Euphonium-Tuba Blog , General Tuba-Euphonium Blog , Instruments and Equipment


  1. John Morgan's Avatar
    Very good article. The part at the end about springs, valve bounce and technique is very important. I have absolutely noticed a big difference in playing technical passages with horns that have the right spring strength (on the stiffer side more so than the lighter/softer side). It is much cleaner with the stiffer spring, because they come back up faster, don't bounce (or as much), and you can just plain go faster and cleaner. And you can definitely stall out with soft springs. VERY IMPORTANT to get the springs right. Even if it is a little harder to press down, practice and build up the finger strength. It will be worth it.
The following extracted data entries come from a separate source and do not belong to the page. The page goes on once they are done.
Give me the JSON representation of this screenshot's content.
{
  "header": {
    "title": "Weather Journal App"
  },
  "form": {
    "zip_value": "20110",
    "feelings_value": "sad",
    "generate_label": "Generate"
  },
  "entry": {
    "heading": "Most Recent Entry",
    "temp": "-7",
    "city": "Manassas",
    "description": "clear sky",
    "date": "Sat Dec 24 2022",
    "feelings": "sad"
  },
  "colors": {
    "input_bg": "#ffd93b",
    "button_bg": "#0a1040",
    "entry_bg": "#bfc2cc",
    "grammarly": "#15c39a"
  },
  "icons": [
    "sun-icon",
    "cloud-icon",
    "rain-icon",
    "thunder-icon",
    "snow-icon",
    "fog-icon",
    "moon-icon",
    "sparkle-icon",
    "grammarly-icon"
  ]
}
    Plastic valve guides getting out of the correct size (compressed, bent, worn badly, etc.) is a great way to get lousy valve action. Usually a simple visual inspection can detect problems. Another useful tool for cleaning up a plastic valve guide is a fingernail file. The ones that are not metal, but throwaway kinds, are best for me. There are two sides, one rougher, one side smoother. They are great for really smoothing the valve guide, but be careful not to round the corners of the guide (although that might not hurt much if you accidently did round a corner a bit, just try not to). The file can get the edges smoother for me much easier than a razor blade or knife.
  2. ChristianeSparkle's Avatar
    Question about how to put the horn down. So I've been storing the horn in my gig bag most of the time and the 4th valve is always facing the bottom. I've noticed gunk some times moving to the top of the 4th valve because of that. Are there any better ways of putting down the horn that would prevent that?
  3. davewerden's Avatar
    Quote Originally Posted by ChristianeSparkle
    Question about how to put the horn down. So I've been storing the horn in my gig bag most of the time and the 4th valve is always facing the bottom. I've noticed gunk some times moving to the top of the 4th valve because of that. Are there any better ways of putting down the horn that would prevent that?
    If you look at this post about my Hercules stand, you see if offers different options. My preferred choice these days is the one where the mouthpiece is on the right, pointing down.

    Otherwise, when I used I gig bag for storage I would do just what you are doing.
  4. RickF's Avatar
    Great article with excellent pictures!

    Loved the video with Walter Matthau. Pretty sure that's a '67 Ferrari 275 4-cam like Steve McQueen owned. Pretty sure they run better than that.